A Nim game variant We know how to win the classic regular Nim (two players)
Classic rules:
Any number of beans into any number of separate piles
Each move, the player whose turn it is, must choose one pile of beans
and remove anywhere from one bean to all the beans in only ONE pile
Player taking the last bean looses (as example).
I am looking for the correct strategy for the following variation: 
Same rules as in the classic regular Nim EXCEPT THAT
only once in the game, a player, and only one, MAY PASS his turn.
I found some winning positions
2
1,1
1,N,N (with N>1)
2,3,5
4,5,8,
6,7,3
and I believe that, before the Pass is used, we need to use
one "virtual" pile with one bean but I could not find a general strategy.
 A: In a two-player, zero-sum game with perfect information, a losing position is one from which any legal move leads to a winning position and, a winning position is one from which a losing position may be reached in exactly one legal move, and all positions where no legal moves are possible are losing positions. Nim, viewed in the light of the above recursive definition, involves both players trying to force the other player into a losing position so that irrespective of the move they make, they return you to a winning position.
Update: After Jean-Pierre clarified his question (exactly one PASS move available for both players i.e. after one uses the PASS, then no one else can during the rest of the game)
Conclusion: The first player (P1) is guaranteed a win provided he is not in a winning position from which another winning position cannot be reached.

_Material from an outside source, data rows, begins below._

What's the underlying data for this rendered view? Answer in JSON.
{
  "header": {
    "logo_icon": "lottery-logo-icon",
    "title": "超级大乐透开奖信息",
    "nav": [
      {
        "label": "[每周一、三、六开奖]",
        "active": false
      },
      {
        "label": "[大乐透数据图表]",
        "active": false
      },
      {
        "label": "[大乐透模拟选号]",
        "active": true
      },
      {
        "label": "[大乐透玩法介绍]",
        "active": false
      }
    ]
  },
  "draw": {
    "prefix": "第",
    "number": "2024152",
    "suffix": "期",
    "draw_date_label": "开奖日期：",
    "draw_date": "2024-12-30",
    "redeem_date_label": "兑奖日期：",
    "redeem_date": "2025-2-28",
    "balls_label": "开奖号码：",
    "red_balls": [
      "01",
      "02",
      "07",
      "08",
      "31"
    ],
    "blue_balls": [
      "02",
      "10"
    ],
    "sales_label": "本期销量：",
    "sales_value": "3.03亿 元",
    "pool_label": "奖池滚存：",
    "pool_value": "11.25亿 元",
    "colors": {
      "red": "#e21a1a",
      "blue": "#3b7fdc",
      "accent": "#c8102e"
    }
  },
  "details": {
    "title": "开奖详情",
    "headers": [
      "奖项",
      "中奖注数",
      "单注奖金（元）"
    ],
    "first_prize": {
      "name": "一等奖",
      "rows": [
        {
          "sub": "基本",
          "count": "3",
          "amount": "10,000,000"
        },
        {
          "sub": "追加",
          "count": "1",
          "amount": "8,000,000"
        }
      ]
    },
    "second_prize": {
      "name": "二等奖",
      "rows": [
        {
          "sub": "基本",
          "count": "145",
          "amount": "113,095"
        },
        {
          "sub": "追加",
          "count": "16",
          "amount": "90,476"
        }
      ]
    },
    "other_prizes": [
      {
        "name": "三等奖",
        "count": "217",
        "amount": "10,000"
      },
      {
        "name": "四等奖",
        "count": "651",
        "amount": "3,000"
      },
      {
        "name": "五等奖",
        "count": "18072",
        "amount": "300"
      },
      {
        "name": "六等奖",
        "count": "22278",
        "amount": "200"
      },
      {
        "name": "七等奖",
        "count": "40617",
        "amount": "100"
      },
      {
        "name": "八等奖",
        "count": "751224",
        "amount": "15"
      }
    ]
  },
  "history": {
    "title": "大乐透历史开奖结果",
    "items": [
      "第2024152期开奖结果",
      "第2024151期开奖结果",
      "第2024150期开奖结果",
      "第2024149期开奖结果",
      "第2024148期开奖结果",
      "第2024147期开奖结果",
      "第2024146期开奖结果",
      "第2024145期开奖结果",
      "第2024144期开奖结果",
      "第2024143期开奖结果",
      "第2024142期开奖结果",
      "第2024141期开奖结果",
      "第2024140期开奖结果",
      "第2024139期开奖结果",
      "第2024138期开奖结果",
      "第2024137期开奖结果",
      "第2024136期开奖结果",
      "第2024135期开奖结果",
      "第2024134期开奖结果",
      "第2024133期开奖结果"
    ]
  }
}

Strategy: If P1 is in a losing position then he will simply pass, ensuring a win eventually for P1. If P1 is in a winning position, he will play sub-optimally to give to P2 another winning position. If P2 passes now, then P1 can win the game by playing optimally. If P2 chooses to play optimally then P1 can pass and win as in the case when P1 is in a losing position.
If the above assumption fails to hold, i.e., if the winning position P1 is in, is one from which only other winning positions may be reached, then P2 will win by stealing P1's strategy as described above.